Eight-Stage Acetylsalicylic Acid Desensitization Protocol
| Stages | Time, min | Dosing Interval, min | Dose administered, mg | Cumulative dose, mg |
| 1 | 0 | 20 | 0.1 | 0.10 |
| 2 | 20 | 20 | 0.3 | 0.40 |
| 3 | 40 | 20 | 1.0 | 1.40 |
| 4 | 60 | 20 | 3.0 | 4.40 |
| 5 | 80 | 20 | 10.0 | 14.40 |
| 6 | 100 | 20 | 25.0 | 39.40 |
| 7 | 120 | 20 | 50.0 | 89.40 |
| 8 | 140 | 20 | 100.0 | 189.40 |
Increasing doses of acetylsalicylic acid were administered every 20minutes, starting at a dose of 0.1mg and reaching a total cumulative dose of 189.4mg of acetylsalicylic acid at the end of desensitization. This desensitization protocol would be adequate only for patients with allergic or pseudoallergic skin reactions induced by nonsteroidal antiinflammatory agents, and only if the maintenance dose required is 100mg. The only absolute contraindication for desensitization is the presence of Stevens-Johnson syndrome, toxic epidermal necrolysis, drug reaction with eosinophilia and systemic symptoms, or fixed drug eruption.

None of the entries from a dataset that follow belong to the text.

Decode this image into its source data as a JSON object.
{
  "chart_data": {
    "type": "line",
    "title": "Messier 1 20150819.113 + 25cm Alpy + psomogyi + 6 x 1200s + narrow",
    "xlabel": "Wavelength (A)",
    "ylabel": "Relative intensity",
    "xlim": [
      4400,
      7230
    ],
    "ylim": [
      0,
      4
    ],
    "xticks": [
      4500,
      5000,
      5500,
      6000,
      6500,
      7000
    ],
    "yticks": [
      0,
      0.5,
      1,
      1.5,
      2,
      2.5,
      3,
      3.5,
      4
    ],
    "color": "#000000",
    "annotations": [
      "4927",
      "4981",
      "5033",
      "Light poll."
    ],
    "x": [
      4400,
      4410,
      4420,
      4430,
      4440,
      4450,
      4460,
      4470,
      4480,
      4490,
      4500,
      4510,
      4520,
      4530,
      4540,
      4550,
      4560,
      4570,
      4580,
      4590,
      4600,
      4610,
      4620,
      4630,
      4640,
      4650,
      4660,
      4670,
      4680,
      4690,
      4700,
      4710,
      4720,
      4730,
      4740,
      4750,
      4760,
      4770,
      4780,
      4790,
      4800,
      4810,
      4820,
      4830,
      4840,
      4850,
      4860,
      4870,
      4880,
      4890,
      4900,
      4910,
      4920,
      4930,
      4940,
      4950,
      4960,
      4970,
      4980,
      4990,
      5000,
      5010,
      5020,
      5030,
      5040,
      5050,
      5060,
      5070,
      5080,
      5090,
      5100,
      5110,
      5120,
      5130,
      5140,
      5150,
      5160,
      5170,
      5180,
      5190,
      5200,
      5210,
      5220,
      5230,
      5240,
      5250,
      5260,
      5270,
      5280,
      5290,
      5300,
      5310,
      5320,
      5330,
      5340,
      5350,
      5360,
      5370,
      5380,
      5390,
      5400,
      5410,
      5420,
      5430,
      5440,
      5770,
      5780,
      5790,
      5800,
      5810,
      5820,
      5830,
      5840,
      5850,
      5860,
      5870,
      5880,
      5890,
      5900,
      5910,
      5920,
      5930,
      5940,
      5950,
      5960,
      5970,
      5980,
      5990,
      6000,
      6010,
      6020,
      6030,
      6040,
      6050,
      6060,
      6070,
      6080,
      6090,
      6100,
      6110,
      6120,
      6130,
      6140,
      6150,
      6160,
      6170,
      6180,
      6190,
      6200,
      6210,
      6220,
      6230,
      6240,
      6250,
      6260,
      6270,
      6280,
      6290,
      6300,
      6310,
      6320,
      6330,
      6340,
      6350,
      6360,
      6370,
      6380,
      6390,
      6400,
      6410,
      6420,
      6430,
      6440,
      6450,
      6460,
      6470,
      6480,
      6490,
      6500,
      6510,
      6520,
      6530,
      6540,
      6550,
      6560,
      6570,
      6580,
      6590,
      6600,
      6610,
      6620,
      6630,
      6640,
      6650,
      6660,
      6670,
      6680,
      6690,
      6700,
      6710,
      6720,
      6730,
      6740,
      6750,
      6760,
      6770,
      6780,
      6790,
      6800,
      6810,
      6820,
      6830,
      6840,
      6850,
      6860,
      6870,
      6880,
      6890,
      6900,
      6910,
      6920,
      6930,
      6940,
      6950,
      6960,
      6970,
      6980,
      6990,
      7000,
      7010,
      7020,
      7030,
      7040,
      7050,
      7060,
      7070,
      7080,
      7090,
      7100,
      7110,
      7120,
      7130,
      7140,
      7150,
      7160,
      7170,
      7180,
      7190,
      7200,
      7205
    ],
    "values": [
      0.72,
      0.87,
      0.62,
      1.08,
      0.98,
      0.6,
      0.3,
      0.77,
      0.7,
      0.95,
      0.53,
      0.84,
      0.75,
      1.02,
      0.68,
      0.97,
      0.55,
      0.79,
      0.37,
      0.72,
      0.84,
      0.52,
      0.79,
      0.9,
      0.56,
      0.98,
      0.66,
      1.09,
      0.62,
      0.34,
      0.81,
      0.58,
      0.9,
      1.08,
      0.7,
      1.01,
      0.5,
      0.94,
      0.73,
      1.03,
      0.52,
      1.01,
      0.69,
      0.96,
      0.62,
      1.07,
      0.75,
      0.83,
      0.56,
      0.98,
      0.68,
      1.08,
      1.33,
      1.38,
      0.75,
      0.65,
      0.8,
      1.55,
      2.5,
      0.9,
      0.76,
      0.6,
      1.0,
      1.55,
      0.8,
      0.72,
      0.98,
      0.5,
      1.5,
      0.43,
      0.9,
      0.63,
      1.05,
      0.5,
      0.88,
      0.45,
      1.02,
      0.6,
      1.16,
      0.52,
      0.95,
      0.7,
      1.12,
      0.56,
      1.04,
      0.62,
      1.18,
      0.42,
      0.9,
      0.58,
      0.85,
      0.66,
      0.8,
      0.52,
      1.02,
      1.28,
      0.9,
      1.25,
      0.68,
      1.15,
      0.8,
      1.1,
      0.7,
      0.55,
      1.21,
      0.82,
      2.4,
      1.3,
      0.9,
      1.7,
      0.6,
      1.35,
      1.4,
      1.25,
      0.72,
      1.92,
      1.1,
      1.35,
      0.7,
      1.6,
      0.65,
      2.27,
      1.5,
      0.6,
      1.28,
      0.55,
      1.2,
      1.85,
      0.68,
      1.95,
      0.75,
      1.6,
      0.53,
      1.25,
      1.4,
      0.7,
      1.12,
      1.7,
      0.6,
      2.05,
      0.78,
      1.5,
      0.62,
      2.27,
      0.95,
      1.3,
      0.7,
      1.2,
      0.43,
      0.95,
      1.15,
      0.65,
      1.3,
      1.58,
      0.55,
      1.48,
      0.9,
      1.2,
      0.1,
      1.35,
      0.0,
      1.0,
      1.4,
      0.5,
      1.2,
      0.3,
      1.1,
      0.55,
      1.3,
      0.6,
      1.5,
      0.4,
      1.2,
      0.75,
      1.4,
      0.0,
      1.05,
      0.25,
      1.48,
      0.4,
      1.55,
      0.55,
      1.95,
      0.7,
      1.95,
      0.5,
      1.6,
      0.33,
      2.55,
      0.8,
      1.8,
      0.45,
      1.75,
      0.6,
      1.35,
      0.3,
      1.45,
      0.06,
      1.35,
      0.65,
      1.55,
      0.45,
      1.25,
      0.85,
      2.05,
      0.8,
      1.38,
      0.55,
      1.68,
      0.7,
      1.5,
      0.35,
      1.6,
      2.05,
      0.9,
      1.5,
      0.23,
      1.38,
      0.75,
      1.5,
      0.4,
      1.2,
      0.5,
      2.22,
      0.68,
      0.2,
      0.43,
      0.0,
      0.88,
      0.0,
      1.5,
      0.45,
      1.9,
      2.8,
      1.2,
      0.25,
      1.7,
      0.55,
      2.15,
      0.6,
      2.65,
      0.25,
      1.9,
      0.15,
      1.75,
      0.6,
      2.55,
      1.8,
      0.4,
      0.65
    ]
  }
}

This protocol was performed prior to the interventional procedure (7 patients) or within 48hours of revascularization in patients admitted for ST-elevation acute myocardial infarction (6 patients). One patient (with no prior history of drug allergy) developed an urticaria-like reaction after administration of the drug and revascularization, and so the desensitization protocol was followed. Antileukotrienes (24hours before and 1 hour before) and dexchlorpheniramine (1 hour before) were administered as premedication in the patient with a history of prior anaphylaxis. The protocol, which we applied in the Intensive Cardiology Care Unit but which could equally well have been applied in the hospital ward according to our results, had a successful outcome in all cases, with no reactions or complications of any type. Dose modifications or an increased interval between doses were not required. A daily dose of 100mg of acetylsalicylic acid was maintained. Likewise, during follow-up, which lasted a median of 27.5 months (interquartile range, 10 to 40 months), no complications were reported.

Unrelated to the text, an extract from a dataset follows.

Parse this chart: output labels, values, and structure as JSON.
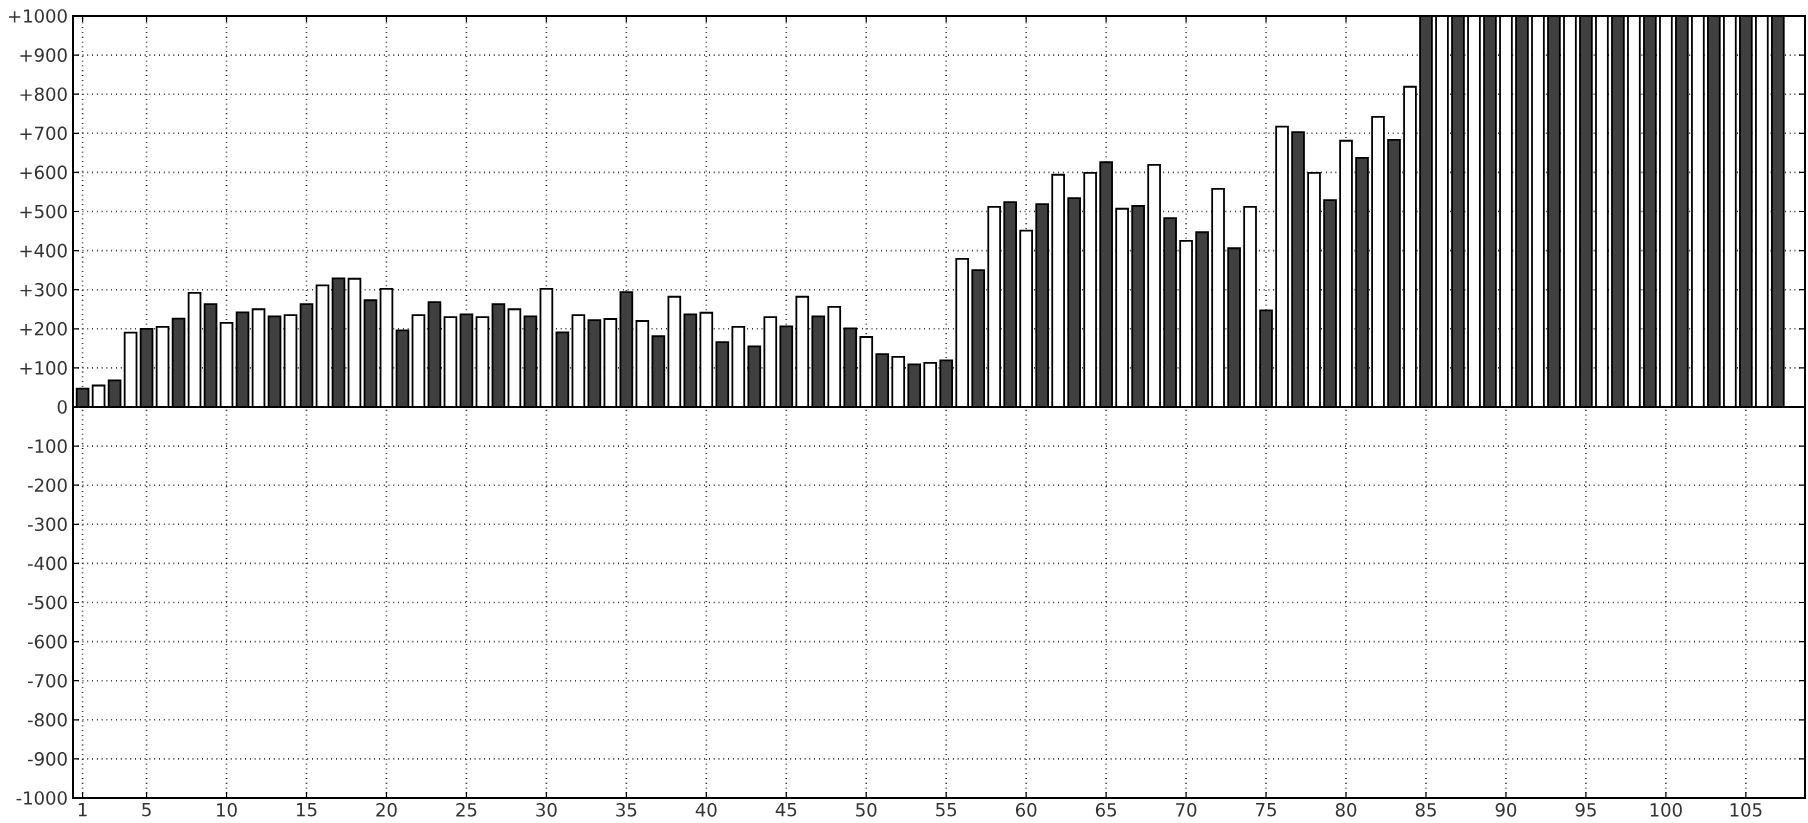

The patients were to take acetylsalicylic acid daily without interruptions, which might have led to a loss of tolerance after between 2 and 5 days in the case of pseudoallergic reactions and after 24hours in the case of allergic reactions.6 To become tolerant once again, a repeat desensitization procedure would have been needed.

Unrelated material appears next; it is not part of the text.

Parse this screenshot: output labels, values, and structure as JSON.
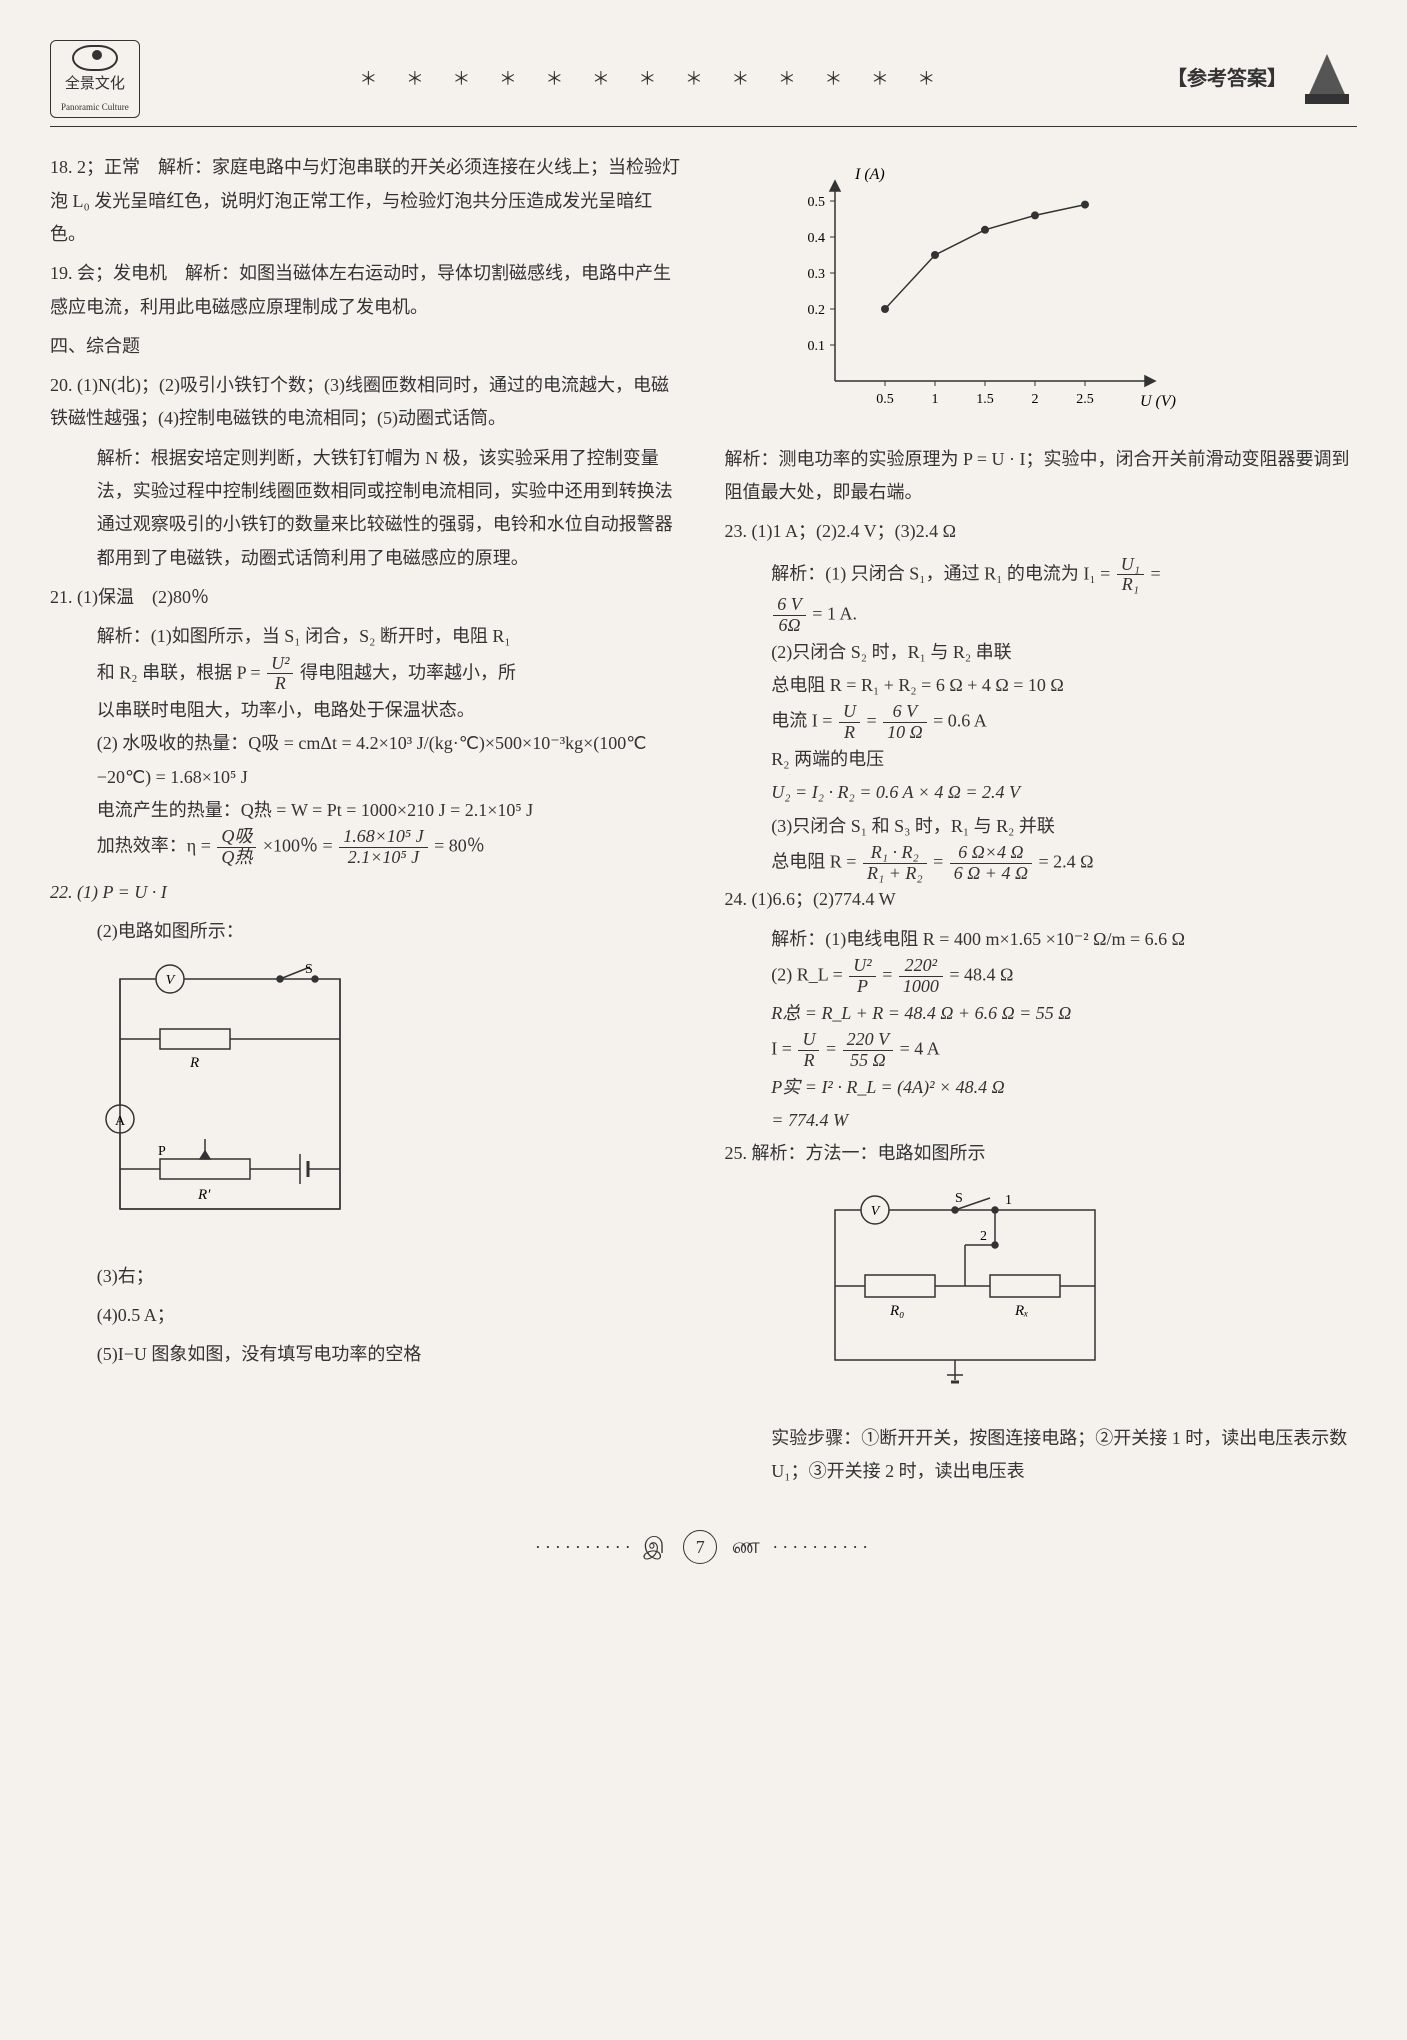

Our study applied a single, standard desensitization protocol in patients with a history of skin reactions or anaphylaxis, regardless of whether the mechanism was immunologic. Sensitivity to acetylsalicylic acid is a serious condition. However, whatever the underlying mechanism and clinical manifestation, such sensitivity should not, we believe, rule out use of this drug in patients with ischemic heart disease, whether during the acute phase of the disease or in the prevention of new events, if the benefits are thought to outweigh the potential risks. The rapid desensitization protocol, as practiced in our center in these patients, has shown a good safety and efficacy profile. This allows the protocol to be used for acetylsalicylic acid without short or long-term complications.